Live microbes consumed for health benefits have been delivered in milk products for millennia (See: The Complete History of Yogurt Making). Is this just a historical coincidence, or are fermented dairy products optimal to deliver a probiotic’s benefits? More recently, nutritional supplements (capsules, gummies, powders) and other foods (unfermented milks, juices, chocolate, tea) have been used to deliver probiotics. While we know that probiotic strain and dose can be important, what do we know about the value of consuming one product type over another?

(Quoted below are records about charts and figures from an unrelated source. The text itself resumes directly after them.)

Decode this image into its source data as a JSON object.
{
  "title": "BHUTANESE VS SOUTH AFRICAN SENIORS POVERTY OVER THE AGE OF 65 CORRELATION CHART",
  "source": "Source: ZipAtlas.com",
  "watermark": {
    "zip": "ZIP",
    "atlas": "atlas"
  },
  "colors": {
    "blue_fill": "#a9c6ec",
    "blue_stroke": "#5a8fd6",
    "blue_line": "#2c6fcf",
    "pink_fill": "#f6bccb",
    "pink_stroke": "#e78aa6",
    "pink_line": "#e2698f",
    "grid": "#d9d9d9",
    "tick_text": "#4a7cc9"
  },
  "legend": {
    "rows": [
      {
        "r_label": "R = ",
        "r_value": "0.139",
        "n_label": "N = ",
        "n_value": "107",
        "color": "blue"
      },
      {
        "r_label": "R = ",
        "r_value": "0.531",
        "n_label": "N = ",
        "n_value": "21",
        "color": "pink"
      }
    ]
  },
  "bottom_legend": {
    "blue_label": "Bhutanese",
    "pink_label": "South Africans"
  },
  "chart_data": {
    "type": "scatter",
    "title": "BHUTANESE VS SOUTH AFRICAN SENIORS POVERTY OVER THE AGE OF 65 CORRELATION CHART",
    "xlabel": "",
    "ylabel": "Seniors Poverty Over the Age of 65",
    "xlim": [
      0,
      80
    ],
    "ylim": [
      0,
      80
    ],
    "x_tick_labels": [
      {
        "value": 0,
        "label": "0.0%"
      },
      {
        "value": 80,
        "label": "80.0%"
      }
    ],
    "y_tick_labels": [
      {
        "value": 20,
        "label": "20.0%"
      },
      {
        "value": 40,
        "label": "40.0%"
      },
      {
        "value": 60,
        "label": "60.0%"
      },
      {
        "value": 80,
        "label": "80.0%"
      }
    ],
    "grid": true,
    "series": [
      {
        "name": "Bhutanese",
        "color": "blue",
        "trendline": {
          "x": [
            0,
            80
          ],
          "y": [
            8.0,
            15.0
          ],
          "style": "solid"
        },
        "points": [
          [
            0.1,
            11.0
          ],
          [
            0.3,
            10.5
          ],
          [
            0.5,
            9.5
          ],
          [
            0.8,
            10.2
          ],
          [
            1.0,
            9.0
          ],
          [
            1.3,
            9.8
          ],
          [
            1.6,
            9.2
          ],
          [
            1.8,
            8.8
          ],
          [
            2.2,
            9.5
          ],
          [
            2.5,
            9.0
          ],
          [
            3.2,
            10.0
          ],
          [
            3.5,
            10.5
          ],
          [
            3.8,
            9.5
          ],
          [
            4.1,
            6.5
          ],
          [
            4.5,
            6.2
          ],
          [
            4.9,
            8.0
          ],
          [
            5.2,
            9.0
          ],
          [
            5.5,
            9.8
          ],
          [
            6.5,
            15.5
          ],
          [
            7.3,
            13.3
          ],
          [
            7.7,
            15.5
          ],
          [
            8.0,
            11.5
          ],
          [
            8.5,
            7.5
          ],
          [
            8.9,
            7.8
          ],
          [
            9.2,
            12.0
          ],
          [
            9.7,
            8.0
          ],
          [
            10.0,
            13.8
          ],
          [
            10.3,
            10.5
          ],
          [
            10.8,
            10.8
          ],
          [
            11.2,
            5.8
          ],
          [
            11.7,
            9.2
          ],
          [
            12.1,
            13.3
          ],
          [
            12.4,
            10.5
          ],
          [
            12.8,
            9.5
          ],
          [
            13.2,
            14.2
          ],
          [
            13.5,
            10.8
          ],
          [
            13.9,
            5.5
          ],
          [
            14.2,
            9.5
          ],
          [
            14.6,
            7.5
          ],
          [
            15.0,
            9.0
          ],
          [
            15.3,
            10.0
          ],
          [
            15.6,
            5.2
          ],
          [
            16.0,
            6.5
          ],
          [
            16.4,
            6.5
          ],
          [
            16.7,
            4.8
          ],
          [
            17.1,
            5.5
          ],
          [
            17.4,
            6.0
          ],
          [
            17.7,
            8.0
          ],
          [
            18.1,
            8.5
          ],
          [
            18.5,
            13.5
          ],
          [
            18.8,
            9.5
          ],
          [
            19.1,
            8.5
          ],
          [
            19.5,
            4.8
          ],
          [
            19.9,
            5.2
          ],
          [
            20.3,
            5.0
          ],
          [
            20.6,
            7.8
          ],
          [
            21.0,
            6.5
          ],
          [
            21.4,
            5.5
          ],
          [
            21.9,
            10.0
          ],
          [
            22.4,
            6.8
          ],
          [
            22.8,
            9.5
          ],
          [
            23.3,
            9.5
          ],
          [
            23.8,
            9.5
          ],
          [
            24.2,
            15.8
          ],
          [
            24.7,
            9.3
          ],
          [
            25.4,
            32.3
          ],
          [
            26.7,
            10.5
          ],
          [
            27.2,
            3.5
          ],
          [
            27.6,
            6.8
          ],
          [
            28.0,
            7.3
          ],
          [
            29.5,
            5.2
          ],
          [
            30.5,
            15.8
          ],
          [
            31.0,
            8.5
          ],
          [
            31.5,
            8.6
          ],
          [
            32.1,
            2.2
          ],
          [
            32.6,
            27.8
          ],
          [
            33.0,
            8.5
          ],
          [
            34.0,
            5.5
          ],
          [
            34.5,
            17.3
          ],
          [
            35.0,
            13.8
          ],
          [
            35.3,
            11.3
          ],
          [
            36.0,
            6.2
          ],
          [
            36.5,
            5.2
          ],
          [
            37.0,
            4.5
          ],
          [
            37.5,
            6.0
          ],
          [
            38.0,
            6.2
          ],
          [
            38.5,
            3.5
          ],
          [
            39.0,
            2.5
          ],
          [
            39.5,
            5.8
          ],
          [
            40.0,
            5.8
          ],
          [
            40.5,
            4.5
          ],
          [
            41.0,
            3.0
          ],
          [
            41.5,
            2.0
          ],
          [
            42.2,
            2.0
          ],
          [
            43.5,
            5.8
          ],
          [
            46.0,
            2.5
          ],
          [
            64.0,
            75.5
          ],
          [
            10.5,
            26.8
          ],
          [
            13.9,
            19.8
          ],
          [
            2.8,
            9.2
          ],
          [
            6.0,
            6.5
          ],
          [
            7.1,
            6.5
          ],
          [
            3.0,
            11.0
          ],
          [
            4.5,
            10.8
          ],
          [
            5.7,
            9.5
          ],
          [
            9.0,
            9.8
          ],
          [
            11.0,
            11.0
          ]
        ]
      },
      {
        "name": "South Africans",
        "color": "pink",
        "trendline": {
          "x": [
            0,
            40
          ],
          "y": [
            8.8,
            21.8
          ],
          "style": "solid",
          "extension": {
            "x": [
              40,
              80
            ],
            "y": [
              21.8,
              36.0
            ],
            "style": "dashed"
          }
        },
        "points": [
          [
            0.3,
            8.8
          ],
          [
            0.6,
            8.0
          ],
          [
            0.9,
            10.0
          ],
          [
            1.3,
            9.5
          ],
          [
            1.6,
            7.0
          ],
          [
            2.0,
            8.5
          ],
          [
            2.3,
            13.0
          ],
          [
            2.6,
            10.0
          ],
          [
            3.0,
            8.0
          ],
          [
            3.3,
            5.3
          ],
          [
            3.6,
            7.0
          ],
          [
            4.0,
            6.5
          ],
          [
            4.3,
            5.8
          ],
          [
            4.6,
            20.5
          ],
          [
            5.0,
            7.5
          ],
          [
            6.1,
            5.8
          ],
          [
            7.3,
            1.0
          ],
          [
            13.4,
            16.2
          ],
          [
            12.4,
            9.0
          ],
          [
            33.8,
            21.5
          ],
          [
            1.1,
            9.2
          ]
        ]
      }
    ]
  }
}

Sanders et al. (2014) discussed this topic at length. A thorough review of the literature on how delivery matrix might affect fecal recovery of a probiotic, probiotic-induced changes in host microbiota, biomarkers and human health endpoints concluded that evidence is spotty and inconclusive. The impact of delivery matrix on different measures of probiotic function has not been investigated in a systematic manner and direct comparisons using the same strains, doses and assessment methods are lacking.
Two recent studies explored the role milk delivery might play in probiotic functionality. The research group, led by Associate Professor Maria Marco at University of California at Davis, asked three questions:
- Does delivery in milk improve a probiotic’s ability to decrease inflammation associated with colitis? (Lee, Yin et al. 2015)
- Does delivery in milk and low-temperature storage (probiotic dairy products are typically refrigerated) have an impact on intestinal survival of a probiotic? (Lee, Tachon et al. 2015)
- Does delivery in milk and low-temperature storage have an impact on a probiotic’s protein expression? (Lee, Tachon et al. 2015)
The studies were done in mouse models, with the probiotic strain L. casei BL23, comparing milk to a nutrient-free buffer (simulating consumption as a nutritional supplement).
The results show that L. casei BL23 works better at attenuating colitis in a mouse model when delivered in milk than in a nutrient free-buffer. Further, a milk-based delivery matrix and low-temperature storage conditions (4 ºC) led to adaptations that improved probiotic survival in the mouse digestive tract. In addition, incubation in milk induced over 200 L. casei proteins. Targeted mutation of some of those proteins led to a ‘less fit’ probiotic. These recent results suggest that dairy may be better for probiotic delivery.
But care should be taken to not over interpret the results, however tempted one may be by the popular press. Some key points:
- Mice are not people. A mouse model enables the researcher to control diet, host genetics and colonizing microbiota, resulting in the lack of many confounding factors that plague studies in humans. But, mice have different physiologies than humans. These models are very informative, but findings must be confirmed in humans.
- These studies were conducted with only one strain. Follow up research that expands the findings to other strains will tell us how widely distributed among probiotic strains these effects are.
- Often with probiotic research, models of disease are studied. But it is not clear what meaning such results have when considering how the research relates to the generally healthy human population. Results in a mouse model of colitis do not necessarily tell us much about results in a healthy human.
- These studies compared milk to a nutrient fee buffer. Is dairy a uniquely beneficial delivery matrix, or do other food substrates bolster probiotic performance?
These studies are noteworthy since they shed light on an important question regarding the importance of the delivery vehicle for probiotic functionality. In a broader context, probiotic function in humans is likely dependent on many factors in addition to delivery matrix, including the individual’s colonizing microbiota, diet, health status, genetics, and the specific probiotic strain and dose. Now we’re one step closer to understanding how to optimize probiotic benefits.